Angel Baby Ornament sample 1

Angel Baby Ornament sample 1

Thursday, November 1, 2012

Life is an Awesome Adventure

"Awesome" and "adventure" have become the biggest words in my life these days. I see where the "wilderness" of being jobless has been such an opportunity, and not a wilderness at all, for one thing. I've learned so much during this time, and have never been alone, like "wilderness" would imply. At first, I would be in dire need and then some supply would come. I never knew where it was coming from on the physical plane, but it kept coming in the nick of time. Recently it's started coming just ahead of need, or as soon as I identify the need.
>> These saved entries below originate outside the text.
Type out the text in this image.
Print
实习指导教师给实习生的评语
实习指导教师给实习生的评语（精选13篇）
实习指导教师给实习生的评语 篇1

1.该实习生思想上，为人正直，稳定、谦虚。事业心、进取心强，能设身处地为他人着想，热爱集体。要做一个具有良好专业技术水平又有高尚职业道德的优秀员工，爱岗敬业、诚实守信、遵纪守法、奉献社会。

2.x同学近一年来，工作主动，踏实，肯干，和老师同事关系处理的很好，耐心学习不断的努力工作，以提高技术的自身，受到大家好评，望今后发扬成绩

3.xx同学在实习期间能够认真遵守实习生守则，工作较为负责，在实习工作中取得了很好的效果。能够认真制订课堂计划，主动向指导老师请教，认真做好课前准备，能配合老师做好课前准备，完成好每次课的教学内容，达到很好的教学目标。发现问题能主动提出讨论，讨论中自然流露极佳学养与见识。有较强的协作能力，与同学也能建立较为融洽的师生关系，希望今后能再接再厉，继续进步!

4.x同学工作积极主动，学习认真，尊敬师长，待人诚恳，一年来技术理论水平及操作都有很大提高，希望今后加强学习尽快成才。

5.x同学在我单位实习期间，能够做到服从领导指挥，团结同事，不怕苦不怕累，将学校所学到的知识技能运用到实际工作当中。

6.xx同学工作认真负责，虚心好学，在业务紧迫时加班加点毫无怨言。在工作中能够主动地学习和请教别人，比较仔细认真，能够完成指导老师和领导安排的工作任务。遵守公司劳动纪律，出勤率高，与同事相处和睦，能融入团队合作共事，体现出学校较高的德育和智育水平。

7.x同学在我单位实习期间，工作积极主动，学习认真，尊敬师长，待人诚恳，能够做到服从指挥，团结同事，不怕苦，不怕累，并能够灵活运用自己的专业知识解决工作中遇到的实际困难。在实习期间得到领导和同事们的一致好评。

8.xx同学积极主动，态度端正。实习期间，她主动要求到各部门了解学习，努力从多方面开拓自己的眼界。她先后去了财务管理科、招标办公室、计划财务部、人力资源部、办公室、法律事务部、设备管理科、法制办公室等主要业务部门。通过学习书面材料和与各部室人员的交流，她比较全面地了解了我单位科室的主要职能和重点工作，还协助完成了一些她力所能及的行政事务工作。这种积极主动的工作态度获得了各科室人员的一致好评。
Eventually I saw the pattern, and that's part of the adventure. It's very exciting now. I never know what's going to happen next. For a long time I never knew what each day would bring - who I'd be called upon to help in what way. That was exciting in itself. But I felt burdened by the struggle to survive. Now I've entirely changed my attitude and perspective. As a result, I dwell in a state of gratitude, awe, and adventure. I no longer fear, although I do still get frustrated. When I get frustrated, I eventually remember to stop and pray, and it helps right away. The only time I stay frustrated is when I forget to take it to God. That one is still new to me. I used to doing that with my needs, wants, and fears, but not frustrations. But frustration is a form of, so it too benefits from surrender and prayer.

Tonight I was frustrated because I formatted a school paper as required, but the formatting disappeared. Last week I spent considerable time in the "help" section of Word 2010, trying to figure out how to achieve the desired formatting. It appeared properly in my paper and I saved it in the .docx format required for the class. Yesterday I checked my grade and teacher comments and she noted that I didn't have page numbers or proper formatting! So today I spent several fruitless hours trying to run down how to save my formatting, trying to search the "help" section. If you've ever worked with that, you know how frustrating it can be. Like last week, I finally thought to stop, take a break, and pray about it. I then went back and tried again. This time I thought to search in a different manner based on something that "clicked" in my head when I stopped struggling. And of course, I found the information I needed, as I figured I would. I'm now coming to expect this kind of results. It's not taking God for granted, it's recognizing the pattern of help. I set intent (prayer) and took action (searched again with a clearer mind). I did my part - taking it to God, which helped clear my brain if nothing else. Then I did my next part (searched again).

I am learning and my life is evolving. I've identified the pattern of help and how to get it. The formula is prayer and gratitude, intent and action. I am beginning to see His hand in all areas of my life, to entirely trust Him with all my needs and wants. "Take it to the Lord in prayer" has taken on a whole new meaning. When I was religious in the late 1980s, I used to pray endlessly for help, and seeking answers. What I was missing was the intent and action. I didn't truly believe I'd get answers, was praying from desperation rather than faith. And I really didn't know God very well. I was rather rooted in the idea of God from the Old Testament, and all the "shoulds" being spouted by other religious folks. I even had people telling me the specific formula for how prayers should be said! Let me tell you, He doesn't require formality. In fact, He doesn't even require you to verbalize it. If your heart is turning to Him in love or need, that's all He needs to hear. I connect so much better when I simply talk with Him than in formal prayer. The formality can get in the way of relationship, which is what it's really about.

Part of the adventure is that I never know who I'll be interacting with each day. Part is that I never know when or how my needs are going to be met. Part is seeing some of my wants met too. Part is getting answers to things I've wondered about for so long. Part is never knowing what messages I'm going to receive. All I know at the start of a day is that I will - to all of it. The great excitement is seeing what, when, who, how, and where. It's also very exciting to look back and see all the changes, and how rapidly they're coming now. I live in anticipation, but in the moment - in gratitude for the moment with excitement for my future. What it took to get to where I am is to see the pattern and adjust my attitude. Now I'm focused on the grandness of the journey. Now I understand that a big part of what we're to do on earth is to experience, and I'm so enjoying the experience. I used to think that Hell was life on earth, vs. Heaven, which happens after. Now I'm beginning to see how we can truly experience Heaven on earth.